Akademik Veri Yönetim Sistemi
Pharmaceutics, cilt.18, sa.4, 2026 (SCI-Expanded, Scopus)
Background: Photodynamic therapy (PDT) offers a promising complementary strategy for treating glioblastoma multiforme (GBM); however, limited control over photosensitizer activation and reduced efficacy under hypoxic conditions remain significant limitations. Methods: In this study, we present the synthesis and functional evaluation of Gal-SiX, an enzymatically activatable Si-xanthene-based activatable PDT agent designed to address these challenges.

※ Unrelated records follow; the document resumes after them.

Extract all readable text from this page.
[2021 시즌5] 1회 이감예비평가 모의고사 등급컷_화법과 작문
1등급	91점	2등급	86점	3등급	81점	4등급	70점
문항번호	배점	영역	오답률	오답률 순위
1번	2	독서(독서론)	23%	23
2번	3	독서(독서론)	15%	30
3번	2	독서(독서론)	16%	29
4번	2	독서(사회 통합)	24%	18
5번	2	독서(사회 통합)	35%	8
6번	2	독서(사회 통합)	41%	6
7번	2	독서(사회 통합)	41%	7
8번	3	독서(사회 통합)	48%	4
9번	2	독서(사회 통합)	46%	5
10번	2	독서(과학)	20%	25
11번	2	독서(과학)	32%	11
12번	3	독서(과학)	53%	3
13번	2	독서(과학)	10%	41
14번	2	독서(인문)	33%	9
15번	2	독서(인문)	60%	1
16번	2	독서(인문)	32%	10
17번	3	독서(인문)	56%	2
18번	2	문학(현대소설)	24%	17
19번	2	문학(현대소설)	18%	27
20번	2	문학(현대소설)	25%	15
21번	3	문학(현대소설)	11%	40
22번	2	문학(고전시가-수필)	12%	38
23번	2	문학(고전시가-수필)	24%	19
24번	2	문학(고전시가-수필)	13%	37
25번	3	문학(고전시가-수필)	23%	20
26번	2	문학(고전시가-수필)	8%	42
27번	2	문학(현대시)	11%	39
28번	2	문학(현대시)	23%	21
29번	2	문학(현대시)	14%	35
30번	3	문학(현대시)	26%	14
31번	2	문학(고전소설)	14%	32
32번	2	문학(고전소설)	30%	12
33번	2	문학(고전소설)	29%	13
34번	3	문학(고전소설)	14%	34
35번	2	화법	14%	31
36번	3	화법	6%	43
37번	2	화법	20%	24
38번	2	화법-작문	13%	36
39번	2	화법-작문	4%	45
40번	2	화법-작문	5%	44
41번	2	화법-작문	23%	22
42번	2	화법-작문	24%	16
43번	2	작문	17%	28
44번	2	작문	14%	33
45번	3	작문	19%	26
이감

Prepared via an improved 10-step synthetic route, Gal-SiX exhibits clear turn-on fluorescence and absorbance responses upon β-galactosidase activation and efficiently generates reactive oxygen species in aqueous media. Results: Mechanistic studies revealed that Gal-SiX enables both Type I and Type II PDT pathways, a favorable feature for GBM environments characterized by restricted oxygen availability. In vitro assays conducted on U87MG glioblastoma cells and L929 healthy fibroblasts demonstrated light-dependent cytotoxicity, with IC50 values of 3.30 μM and 7.19 μM, respectively. Gal-SiX also showed minimal dark toxicity (>80 μM) and potent light-induced cytotoxicity, yielding a phototoxicity index of 24.8 in glioblastoma cells. Confocal imaging and MTT assays consistently confirmed enzymatic activation and effective PDT response at the cellular level. Conclusions: Overall, this work introduces the first activatable Si-xanthene-based PDT agent for glioblastoma and provides the first evidence that the Si-xanthene scaffold can support dual Type I/II phototoxicity. These results underscore Gal-SiX’s potential as a PDT platform for addressing the unique constraints of GBM biology.